Pointers are bad. But there might be alternatives.

This is just a wacky idea. Truly wacky. Freaked out. On drugs, man =) But what if there could be a pixel buffer extension which you COULD get the pointer to? That way you could write to memory on the video card (and it could be segregated from the frame buffer memory so the monitor doesn’t soak the read port on the chips all the time) in whatever format you wanted, just like system memory. Then you could use glDrawPixels from this memory into the frame buffer. it’d save on bus bandwidth because the data is already ON the card.

Well, this ought to do it for now.

Some final quick things i wanted to elaborate on, but can’t be bothered:

  • leaving it to the h/w is good. its abstraction. the h/w vendors can make improvements “behind your back”. This is exactly why object oriented languages have private member functions.

  • get over assembly. the days of hand optimising assembly code is dead. algorithmic optimisations are the way to go. balancing the pipeline for one processor is all very well and good, but what happens when you want to run your code on another processor? I mean, do you know ANYTHING about memory latencies, the number of pipeline stages, how superscalar the chip is (how many pipes it has, what set of instructions certain pipes have), how the branch prediction mechanism works, instruction timings and so on and so on. So, you spent 9 months of your life figuring thatout, and then someone brings out a new processor with more pipeline stages, and all that carefully balanced code is out the window.

  • and i disagree about coders writing FOR the h/w. they shouldn’t be writing to FIT h/w. [snipped]

cheers,
John

Read what john said. After that post, there’s really nothing more to say.

  • Matt

What do you mean, nothing else to say

Nicely said, John. You saved me from making a few points

About the idea of an accessible pixel buffer in video memory, I think that it still suffers from the format problems that you mention - what if it’s interlaced, etc. Although I think that it would work if this extension will be limited to certain formats that every card implementing it will have to support. This would of course not guarantee good performance, since the copy to the frame buffer would possibly be done by copying to main memory, changing the format, and writing back to the card.

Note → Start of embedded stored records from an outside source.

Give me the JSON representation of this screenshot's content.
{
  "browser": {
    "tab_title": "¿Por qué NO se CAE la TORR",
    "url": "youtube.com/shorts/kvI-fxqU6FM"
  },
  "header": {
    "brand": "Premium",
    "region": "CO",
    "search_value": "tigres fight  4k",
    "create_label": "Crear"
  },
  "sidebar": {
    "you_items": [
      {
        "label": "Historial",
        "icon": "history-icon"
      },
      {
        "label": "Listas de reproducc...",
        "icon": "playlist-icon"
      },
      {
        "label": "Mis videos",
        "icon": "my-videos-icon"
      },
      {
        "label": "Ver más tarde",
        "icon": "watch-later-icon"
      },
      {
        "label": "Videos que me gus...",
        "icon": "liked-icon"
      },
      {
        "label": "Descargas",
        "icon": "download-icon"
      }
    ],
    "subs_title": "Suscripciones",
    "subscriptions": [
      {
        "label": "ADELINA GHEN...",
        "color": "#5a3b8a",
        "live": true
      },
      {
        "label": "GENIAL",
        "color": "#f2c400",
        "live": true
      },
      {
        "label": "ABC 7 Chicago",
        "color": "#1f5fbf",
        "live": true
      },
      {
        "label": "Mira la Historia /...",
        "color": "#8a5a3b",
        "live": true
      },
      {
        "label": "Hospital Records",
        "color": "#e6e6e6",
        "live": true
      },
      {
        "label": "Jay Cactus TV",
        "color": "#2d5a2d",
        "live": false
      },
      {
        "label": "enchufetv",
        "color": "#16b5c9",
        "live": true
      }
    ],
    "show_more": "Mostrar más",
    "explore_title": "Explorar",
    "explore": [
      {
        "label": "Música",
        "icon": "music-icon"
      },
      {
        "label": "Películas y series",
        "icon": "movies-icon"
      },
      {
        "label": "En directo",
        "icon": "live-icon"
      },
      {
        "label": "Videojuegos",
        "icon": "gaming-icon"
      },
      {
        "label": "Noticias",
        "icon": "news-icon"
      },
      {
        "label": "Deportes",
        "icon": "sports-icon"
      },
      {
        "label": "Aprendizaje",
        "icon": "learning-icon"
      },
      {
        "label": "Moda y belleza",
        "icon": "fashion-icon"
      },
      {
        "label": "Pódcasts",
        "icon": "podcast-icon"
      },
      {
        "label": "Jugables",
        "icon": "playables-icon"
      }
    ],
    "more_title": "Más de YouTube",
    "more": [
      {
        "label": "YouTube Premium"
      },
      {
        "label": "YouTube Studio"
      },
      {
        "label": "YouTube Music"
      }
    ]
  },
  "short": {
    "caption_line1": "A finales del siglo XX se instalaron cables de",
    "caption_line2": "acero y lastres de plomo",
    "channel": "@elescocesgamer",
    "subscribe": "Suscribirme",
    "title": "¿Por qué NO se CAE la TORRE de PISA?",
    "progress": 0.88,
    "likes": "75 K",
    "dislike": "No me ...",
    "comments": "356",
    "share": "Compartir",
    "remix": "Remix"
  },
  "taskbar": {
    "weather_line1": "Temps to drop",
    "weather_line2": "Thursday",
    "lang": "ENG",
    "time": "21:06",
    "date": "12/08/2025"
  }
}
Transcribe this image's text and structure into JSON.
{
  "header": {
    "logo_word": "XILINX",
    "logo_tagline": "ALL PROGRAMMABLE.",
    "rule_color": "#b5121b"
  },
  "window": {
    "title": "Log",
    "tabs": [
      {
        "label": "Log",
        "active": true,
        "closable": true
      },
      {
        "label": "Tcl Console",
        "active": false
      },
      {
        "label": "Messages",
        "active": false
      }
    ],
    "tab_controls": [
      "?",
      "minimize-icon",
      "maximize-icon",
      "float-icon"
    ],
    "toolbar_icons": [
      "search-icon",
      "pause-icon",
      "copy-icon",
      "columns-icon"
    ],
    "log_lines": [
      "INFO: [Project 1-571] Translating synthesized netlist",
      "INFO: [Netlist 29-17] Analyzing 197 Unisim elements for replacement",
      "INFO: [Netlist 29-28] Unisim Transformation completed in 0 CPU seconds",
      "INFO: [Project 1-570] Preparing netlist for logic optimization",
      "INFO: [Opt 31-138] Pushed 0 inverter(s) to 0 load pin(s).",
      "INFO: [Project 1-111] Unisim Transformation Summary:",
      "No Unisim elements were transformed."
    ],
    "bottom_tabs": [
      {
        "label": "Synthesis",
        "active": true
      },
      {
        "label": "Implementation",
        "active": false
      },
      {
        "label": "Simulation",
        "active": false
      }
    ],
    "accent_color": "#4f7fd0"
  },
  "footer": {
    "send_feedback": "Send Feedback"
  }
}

There’s sadly no way to guarantee that an OpenGL operation will be done purely in hardware.

I still think that reading and writing pixels using functions could work well, as long as the function doesn’t need to do conversion. Unfortunately, the only way to know what format has best performance is to hope that there’s documentation for a specific chip about that, and gear your routing for that chip. If you had such data for all chips, you could possibly find something that works decently well for all chips (my guess would be RGB 565 and RGBA 8888). Unfortunately AFAIK there’s no 565 internal format definition for textures (although GL_RGB5 will likely select this).

I think that some information from the chip makers would be helpful here. For example, while NVIDIA mentions the fastest formats for texture loading, there’s no information about the fastest way to read back the frame buffer. Although again I’d imagine that 565 and 8888 are good formats to use for 16 bit and 32 bit modes, respectively.

The fastest formats for reading back the different framebuffers are as follows:

16-bit color: GL_UNSIGNED_SHORT_5_6_5/GL_RGB
32-bit color: GL_UNSIGNED_BYTE/GL_BGRA

16-bit depth: GL_UNSIGNED_SHORT/GL_DEPTH_COMPONENT
32-bit depth/stencil: GL_UNSIGNED_INT_24_8_NV/GL_DEPTH_STENCIL_NV

If you want depth only, GL_UNSIGNED_INT/GL_DEPTH_COMPONENT and GL_UNSIGNED_SHORT/GL_DEPTH_COMPONENT are both all right. If you want stencil only, GL_UNSIGNED_BYTE/GL_STENCIL_INDEX is probably best.

DrawPixels is a bit trickier… I won’t get into it here.